The Pulitzer Prize–winning journalist and longtime Trump-watcher delivers enough charges to fuel a few hundred indictments.
Johnston opens with a scenario of desperation: In the wake of the 2008 financial crisis, great numbers of low-income, poorly informed Americans longed for a savior who “would relieve their financial crisis.” What they got was a “master con artist” who would “cheat them out of what they had, all the while telling them that he was really their friend and helper.” Step 1: Destroy the notion of objective truth. Step 2: Send up a smokescreen of lies. Step 3: Loot the people’s treasury, self-dealing while leaving scraps for other financial predators. Johnston assembles a case that’s full of news and startling incidents. In one, a 29-year-old Trump assaults outgoing New York Mayor Abe Beame to strong-arm a sweetheart deal; though police officers escorted him from Beame’s office, he got what he demanded.
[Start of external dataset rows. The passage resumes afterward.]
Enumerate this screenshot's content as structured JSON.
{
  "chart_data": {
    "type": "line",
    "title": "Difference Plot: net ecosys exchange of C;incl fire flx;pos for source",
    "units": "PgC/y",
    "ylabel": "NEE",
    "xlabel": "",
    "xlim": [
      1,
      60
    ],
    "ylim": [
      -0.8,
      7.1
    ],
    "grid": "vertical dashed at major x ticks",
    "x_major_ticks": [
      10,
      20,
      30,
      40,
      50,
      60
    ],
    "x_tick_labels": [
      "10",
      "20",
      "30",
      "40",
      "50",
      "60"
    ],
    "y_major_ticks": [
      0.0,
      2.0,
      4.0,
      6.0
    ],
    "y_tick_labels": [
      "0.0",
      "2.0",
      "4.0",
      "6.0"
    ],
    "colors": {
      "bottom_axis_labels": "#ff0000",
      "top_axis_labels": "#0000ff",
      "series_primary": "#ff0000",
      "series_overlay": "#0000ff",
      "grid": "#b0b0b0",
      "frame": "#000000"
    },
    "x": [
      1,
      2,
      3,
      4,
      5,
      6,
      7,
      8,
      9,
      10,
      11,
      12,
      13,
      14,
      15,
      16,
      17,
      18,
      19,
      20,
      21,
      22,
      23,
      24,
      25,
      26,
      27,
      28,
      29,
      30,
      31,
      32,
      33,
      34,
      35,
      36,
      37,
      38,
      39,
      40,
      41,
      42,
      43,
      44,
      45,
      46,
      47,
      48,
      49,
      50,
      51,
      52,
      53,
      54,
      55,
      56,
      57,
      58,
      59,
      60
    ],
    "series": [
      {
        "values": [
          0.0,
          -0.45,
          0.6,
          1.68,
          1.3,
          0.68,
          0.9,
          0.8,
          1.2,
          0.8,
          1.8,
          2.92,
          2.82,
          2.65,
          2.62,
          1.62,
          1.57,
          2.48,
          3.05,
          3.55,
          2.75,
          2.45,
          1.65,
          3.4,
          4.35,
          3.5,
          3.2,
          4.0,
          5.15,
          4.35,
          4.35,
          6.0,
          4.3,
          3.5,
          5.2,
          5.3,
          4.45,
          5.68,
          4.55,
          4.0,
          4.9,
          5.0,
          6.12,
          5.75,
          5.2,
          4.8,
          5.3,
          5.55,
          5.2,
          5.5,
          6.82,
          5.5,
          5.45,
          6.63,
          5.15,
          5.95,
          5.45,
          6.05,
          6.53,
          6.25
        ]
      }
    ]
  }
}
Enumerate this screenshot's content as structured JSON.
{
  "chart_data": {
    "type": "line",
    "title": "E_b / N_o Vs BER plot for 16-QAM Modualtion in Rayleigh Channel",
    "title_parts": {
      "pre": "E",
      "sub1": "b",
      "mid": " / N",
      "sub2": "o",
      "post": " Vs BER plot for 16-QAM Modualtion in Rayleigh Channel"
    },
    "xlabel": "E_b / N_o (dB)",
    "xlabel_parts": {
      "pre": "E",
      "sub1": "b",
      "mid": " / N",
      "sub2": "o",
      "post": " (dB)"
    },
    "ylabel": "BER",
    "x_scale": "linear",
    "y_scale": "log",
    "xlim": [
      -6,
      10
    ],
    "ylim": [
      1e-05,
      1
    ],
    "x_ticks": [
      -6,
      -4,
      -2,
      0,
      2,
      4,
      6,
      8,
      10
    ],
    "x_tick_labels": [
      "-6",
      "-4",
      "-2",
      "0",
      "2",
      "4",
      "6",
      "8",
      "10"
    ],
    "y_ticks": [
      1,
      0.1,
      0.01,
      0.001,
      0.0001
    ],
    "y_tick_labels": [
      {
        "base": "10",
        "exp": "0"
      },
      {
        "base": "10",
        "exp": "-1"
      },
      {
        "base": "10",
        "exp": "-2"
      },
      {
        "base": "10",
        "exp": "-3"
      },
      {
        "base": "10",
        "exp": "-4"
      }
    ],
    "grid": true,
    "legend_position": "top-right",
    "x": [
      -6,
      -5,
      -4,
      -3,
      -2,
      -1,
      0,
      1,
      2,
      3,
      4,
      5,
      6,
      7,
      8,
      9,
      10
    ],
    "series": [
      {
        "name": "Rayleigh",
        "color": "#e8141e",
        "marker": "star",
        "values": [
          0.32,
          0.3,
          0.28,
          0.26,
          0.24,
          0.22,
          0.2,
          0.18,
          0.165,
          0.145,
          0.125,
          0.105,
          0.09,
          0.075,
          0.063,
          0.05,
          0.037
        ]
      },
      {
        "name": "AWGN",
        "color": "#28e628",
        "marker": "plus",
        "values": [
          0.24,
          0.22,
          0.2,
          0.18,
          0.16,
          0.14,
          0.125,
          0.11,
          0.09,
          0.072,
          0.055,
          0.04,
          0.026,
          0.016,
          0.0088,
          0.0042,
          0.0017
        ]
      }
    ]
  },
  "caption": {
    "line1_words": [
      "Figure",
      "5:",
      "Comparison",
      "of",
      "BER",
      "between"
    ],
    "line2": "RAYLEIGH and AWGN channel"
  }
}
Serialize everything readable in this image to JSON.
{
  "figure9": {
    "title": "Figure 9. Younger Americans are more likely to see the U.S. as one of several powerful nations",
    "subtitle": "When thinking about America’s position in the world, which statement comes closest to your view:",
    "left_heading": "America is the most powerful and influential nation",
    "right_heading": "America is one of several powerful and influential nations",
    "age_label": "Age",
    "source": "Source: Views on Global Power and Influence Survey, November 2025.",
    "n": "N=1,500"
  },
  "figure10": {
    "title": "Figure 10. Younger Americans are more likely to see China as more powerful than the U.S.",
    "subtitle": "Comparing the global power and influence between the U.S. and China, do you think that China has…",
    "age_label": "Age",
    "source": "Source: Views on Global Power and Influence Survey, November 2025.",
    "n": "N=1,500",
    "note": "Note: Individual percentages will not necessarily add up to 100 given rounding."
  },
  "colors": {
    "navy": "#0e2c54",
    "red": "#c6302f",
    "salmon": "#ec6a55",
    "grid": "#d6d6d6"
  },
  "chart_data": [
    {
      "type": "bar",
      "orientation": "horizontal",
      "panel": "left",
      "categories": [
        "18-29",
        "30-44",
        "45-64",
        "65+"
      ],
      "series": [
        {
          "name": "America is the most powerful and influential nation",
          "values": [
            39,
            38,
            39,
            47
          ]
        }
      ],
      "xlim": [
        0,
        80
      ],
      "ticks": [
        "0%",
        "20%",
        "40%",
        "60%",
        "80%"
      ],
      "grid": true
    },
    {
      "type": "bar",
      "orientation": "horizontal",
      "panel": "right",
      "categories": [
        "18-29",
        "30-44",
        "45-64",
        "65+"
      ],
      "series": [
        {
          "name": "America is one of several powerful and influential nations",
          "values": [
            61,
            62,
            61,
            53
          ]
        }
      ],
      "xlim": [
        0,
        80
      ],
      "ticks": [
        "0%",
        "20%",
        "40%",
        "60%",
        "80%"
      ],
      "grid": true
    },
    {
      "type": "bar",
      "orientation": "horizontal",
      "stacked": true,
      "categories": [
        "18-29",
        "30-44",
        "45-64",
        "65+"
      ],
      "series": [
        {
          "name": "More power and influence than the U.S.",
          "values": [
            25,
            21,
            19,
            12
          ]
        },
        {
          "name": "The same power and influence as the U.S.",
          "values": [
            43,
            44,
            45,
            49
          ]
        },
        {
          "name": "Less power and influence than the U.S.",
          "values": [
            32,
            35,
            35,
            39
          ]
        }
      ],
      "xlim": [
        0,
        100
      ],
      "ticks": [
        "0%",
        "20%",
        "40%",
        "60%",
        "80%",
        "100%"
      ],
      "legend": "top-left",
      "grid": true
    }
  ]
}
The behavioral pattern with the most staying power is not violence, however, but cheating: overstating assets, engaging in phony accounting, not paying taxes. With the power of the presidency, Trump—who, Johnston reminds us, is the only president past or present at the center of a felony investigation—opened the nation’s coffers to his fellow grifters, engaging in “the kind of borrowing that made Trump infamous—money you borrow but never pay back in full and perhaps not at all.” Those fellow grifters are legion, but at the top of the list are daughter Ivanka and son-in-law Jared Kushner as well as former transportation secretary Elaine Chao, poster children “who illustrate the need for strict ethics training and for equally strict enforcement of laws against misusing public office.” Trump’s sole accomplishment, by Johnston’s account, was the failed coup of Jan. 6, 2021, because it “testifies to his incompetence” while shining a light on would-be dictators waiting in the wings.
True believers won’t be swayed, but those inclined to despise Trump and Trumpism will find ample reinforcement.